Capital construction halts to allow first-graders to continue tradition
When work began on Phase 1 of Broadalbin-Perth’s $39.7 million capital project, first-grade teacher Cindy Hartney had one question: Would her class be able to take its yearly trip into the woods behind The Learning Community? On the morning of Thursday, June 1, construction stopped so that Hartney and her class could take that trip into the woods to carry on a tradition that is now in its seventh year.
The students’ mission: Bury a time capsule filled with individual and class mementos, student artwork and writing, and letters from their teachers. Hartney’s hope is that the students will return to the site of the buried time capsule 11 years from now when they are preparing to graduate from Broadalbin-Perth High School.
Hartney, her students and parent volunteers were accompanied to the capsule’s burial site by Nolan Smith, construction site representative for CSArch, the district’s architecture firm. Smith helped the children and adults navigate a muddy construction field and clamber through wooded areas to reach the existing nature trail.

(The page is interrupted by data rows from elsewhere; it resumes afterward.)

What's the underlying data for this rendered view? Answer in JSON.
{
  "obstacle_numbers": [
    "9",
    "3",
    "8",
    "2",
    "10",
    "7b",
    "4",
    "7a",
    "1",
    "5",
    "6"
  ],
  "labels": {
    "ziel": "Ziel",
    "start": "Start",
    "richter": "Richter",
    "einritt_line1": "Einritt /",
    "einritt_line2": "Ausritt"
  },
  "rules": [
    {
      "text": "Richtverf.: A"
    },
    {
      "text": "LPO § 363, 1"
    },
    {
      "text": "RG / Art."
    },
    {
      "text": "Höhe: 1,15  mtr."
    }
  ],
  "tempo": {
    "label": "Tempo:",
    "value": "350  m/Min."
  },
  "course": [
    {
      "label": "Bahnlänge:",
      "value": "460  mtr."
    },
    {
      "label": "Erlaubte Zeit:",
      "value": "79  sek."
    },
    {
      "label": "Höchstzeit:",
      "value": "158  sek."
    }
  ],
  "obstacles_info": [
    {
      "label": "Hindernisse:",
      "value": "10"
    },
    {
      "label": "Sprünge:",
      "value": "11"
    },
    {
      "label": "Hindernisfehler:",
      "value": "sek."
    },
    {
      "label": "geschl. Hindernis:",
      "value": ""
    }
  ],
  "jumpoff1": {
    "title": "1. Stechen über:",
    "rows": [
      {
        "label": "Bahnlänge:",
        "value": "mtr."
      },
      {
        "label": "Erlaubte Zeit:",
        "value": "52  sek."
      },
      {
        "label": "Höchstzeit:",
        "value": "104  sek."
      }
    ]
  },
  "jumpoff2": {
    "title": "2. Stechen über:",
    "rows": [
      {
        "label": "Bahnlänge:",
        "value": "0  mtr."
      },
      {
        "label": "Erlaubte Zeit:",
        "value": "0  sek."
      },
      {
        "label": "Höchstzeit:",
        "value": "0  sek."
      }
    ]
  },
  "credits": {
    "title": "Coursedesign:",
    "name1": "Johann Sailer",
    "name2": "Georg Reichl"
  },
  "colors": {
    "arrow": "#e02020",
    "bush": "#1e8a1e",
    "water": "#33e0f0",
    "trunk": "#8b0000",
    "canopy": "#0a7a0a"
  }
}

“They definitely made some memories today,” Hartney said about the students’ unusual trek to the time capsule burial location. “They’ll be talking about this for years to come.”
The outdoor classroom, which is near where Hartney’s classes have buried their time capsules, is not being affected by the capital project. Hartney plans to continue this annual tradition with her classes in future years, unobstructed by construction work.